The Wall Street Journal recently reported concerns expressed by SEC Commissioner David Gallagher concerning the potential for enforcement actions by the SEC against compliance officers to encourage them to avoid responsibility. That’s a rather pessimistic view of the situation – a different opinion might look at what happened and say that the SEC is just incentivizing compliance professionals to become securities whistleblowers.
Both enforcement actions cited by the paper against the chief compliance officers of the companies fined them for failure to implement certain policies and procedures within the compliance department. In one case, the SEC held the CCO liable for failure to implement written procedures designed to prevent the violations, as well as for knowing about the violations and failing to report them to the board of directors. In the other, the Commission argued that appropriate implementation of compliance policies would have detected a multi-year client asset theft.

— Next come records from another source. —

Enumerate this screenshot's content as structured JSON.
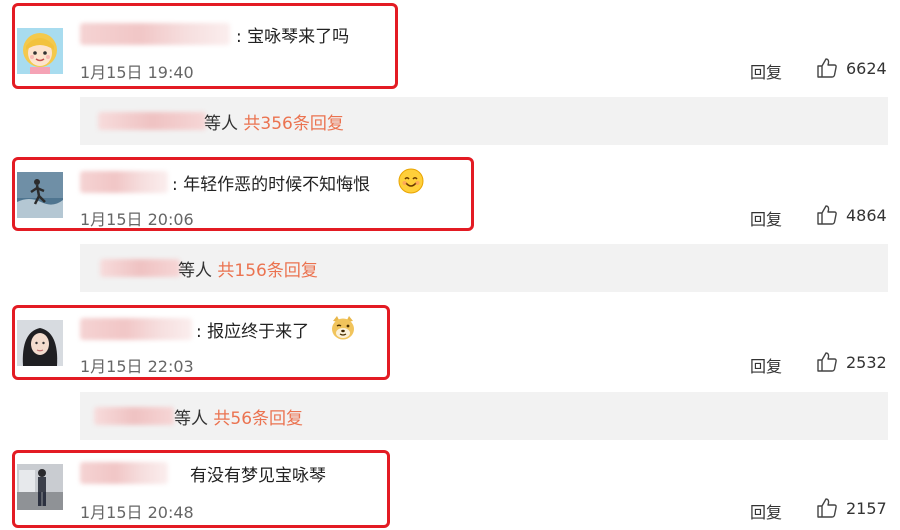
{
  "comments": [
    {
      "text": "宝咏琴来了吗",
      "time": "1月15日 19:40",
      "reply_label": "回复",
      "likes": "6624",
      "reply_summary": {
        "prefix": "等人",
        "link": "共356条回复"
      }
    },
    {
      "text": "年轻作恶的时候不知悔恨",
      "time": "1月15日 20:06",
      "reply_label": "回复",
      "likes": "4864",
      "reply_summary": {
        "prefix": "等人",
        "link": "共156条回复"
      }
    },
    {
      "text": "报应终于来了",
      "time": "1月15日 22:03",
      "reply_label": "回复",
      "likes": "2532",
      "reply_summary": {
        "prefix": "等人",
        "link": "共56条回复"
      }
    },
    {
      "text": "有没有梦见宝咏琴",
      "time": "1月15日 20:48",
      "reply_label": "回复",
      "likes": "2157"
    }
  ],
  "colors": {
    "highlight": "#e31b23",
    "link": "#eb7350",
    "subbar_bg": "#f2f2f2"
  }
}
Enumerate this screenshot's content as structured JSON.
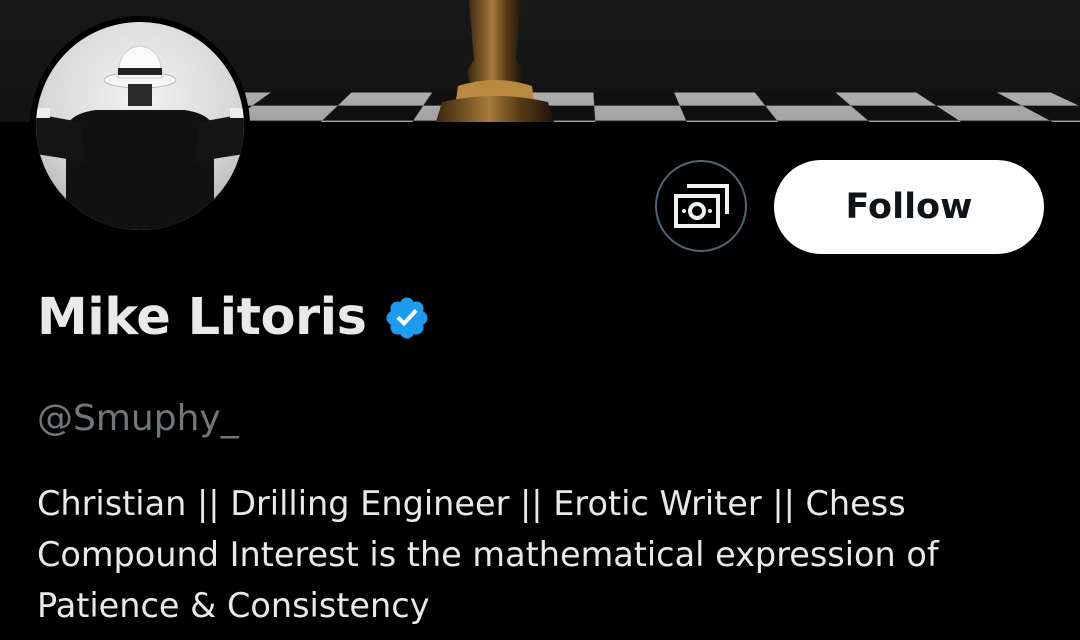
{
  "profile": {
    "display_name": "Mike Litoris",
    "handle": "@Smuphy_",
    "verified": true,
    "verified_color": "#1d9bf0",
    "bio_lines": [
      "Christian || Drilling Engineer || Erotic Writer || Chess",
      "Compound Interest is the mathematical expression of",
      "Patience & Consistency"
    ]
  },
  "actions": {
    "follow_label": "Follow",
    "subscribe_icon": "money-icon"
  },
  "banner": {
    "image": "chessboard with dark pawn"
  },
  "avatar": {
    "image": "man in white fedora, black and white"
  },
  "colors": {
    "background": "#000000",
    "text_primary": "#e7e9ea",
    "text_secondary": "#71767b",
    "follow_bg": "#ffffff",
    "follow_text": "#0f1419",
    "outline": "#536471"
  }
}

The charges were brought for violations of Rule 206(4)-7 under the Investment Advisers Act of 1940. The rule requires the adoption and implementation of written policies and procedures reasonably designed to prevent violations of the Advisers Act and its rules.
Gallagher expressed concern that the rule is unclear, the SEC hasn’t provided sufficient guidance on its interpretation of the rule, and that it may be holding compliance officers strictly liable for poor implementation of internal rules by business professionals, rather than a compliance failure.
On the other hand, if the business isn’t able to implement its compliance procedures, perhaps the solution is for those responsible for overseeing them to tell the Securities and Exchange Commission about the company’s failures. One of the purposes of the Dodd-Frank Act’s program to incentivize whistleblowers is to get the SEC involved in problem situations earlier. Moreover, the SEC whistleblower program expressly allows compliance professionals to report their company when the rule’s express time period for internal reporting has passed.